One blog used that first sentence as the basis of a headline. In terms of economist trash talk, this was basically the authors flexing.
But their summary of the 78 percent statistic was incomplete. Here is what my SI story said: “Reports from a host of sources (athletes, players’ associations, agents and financial advisers) indicate that: By the time they have been retired for two years, 78 percent of former NFL players have gone bankrupt or are under financial stress because of joblessness or divorce.”
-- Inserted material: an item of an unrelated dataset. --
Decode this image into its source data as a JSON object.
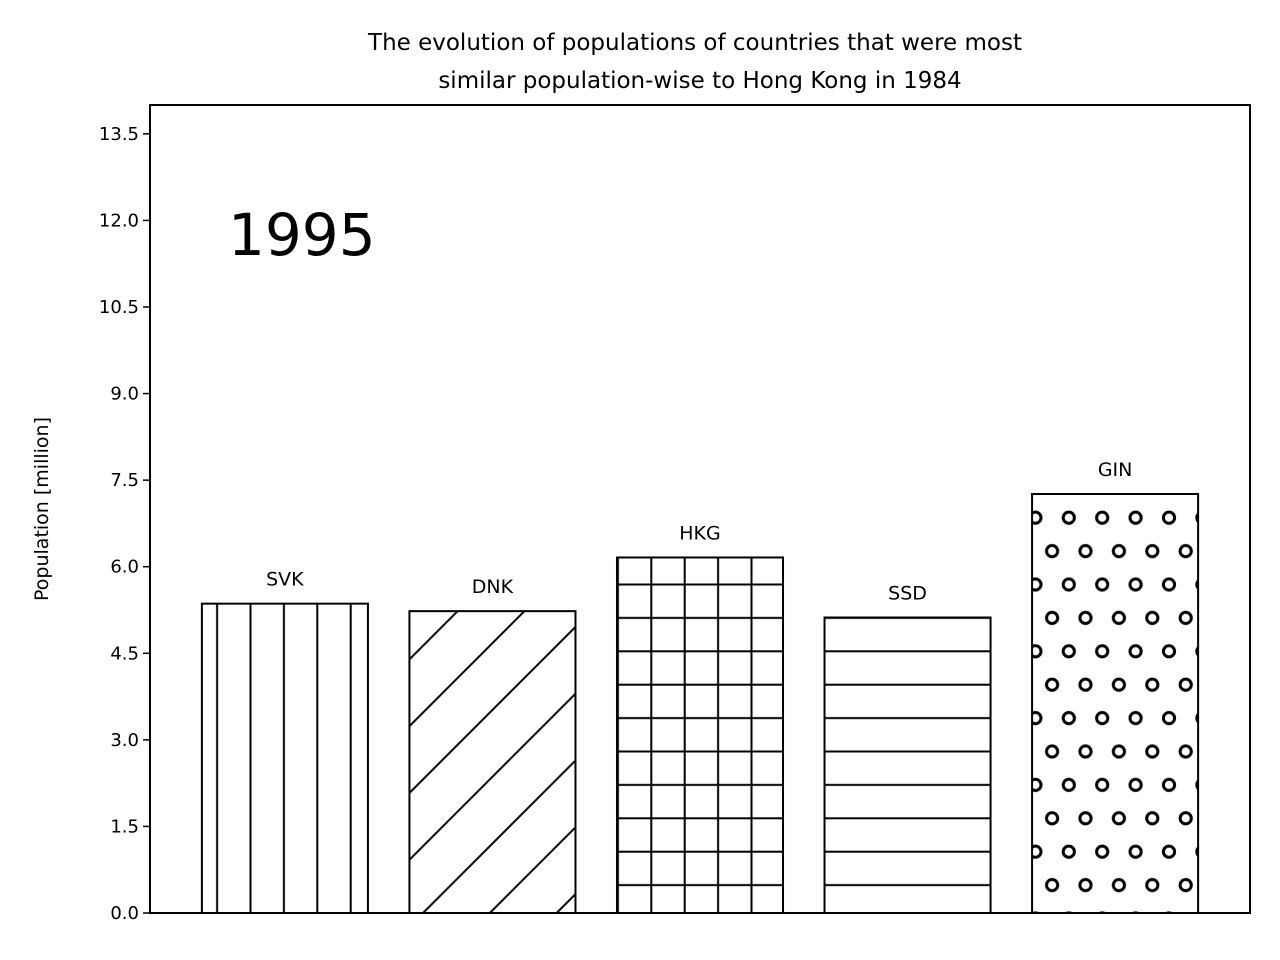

I called up the California Institute of Technology’s Kyle Carlson, one of the authors of the working paper, and mentioned this discrepancy. I pointed out that excluding the details about joblessness and divorce helped mask the difficulty of measuring a personal, complex issue. Financial health cannot be comprehensively captured by whether a person filed for bankruptcy or not. That their results are “quite different” from, well, an entirely different study should be surprising to approximately zero people.
Bankruptcy, by definition, is an elective legal proceeding wherein a person publicly admits an inability to pay outstanding debts. It is also a sufficient but absolutely not necessary condition for defining financial stress; for various reasons, bankruptcy and financial stress can even be mutually exclusive. In my reporting, I have met athlete after athlete who knew to avoid the headline-generating shame of a bankruptcy filing. Even if their finances remained a shambles. Even if they were, by any reasonable standard, broke.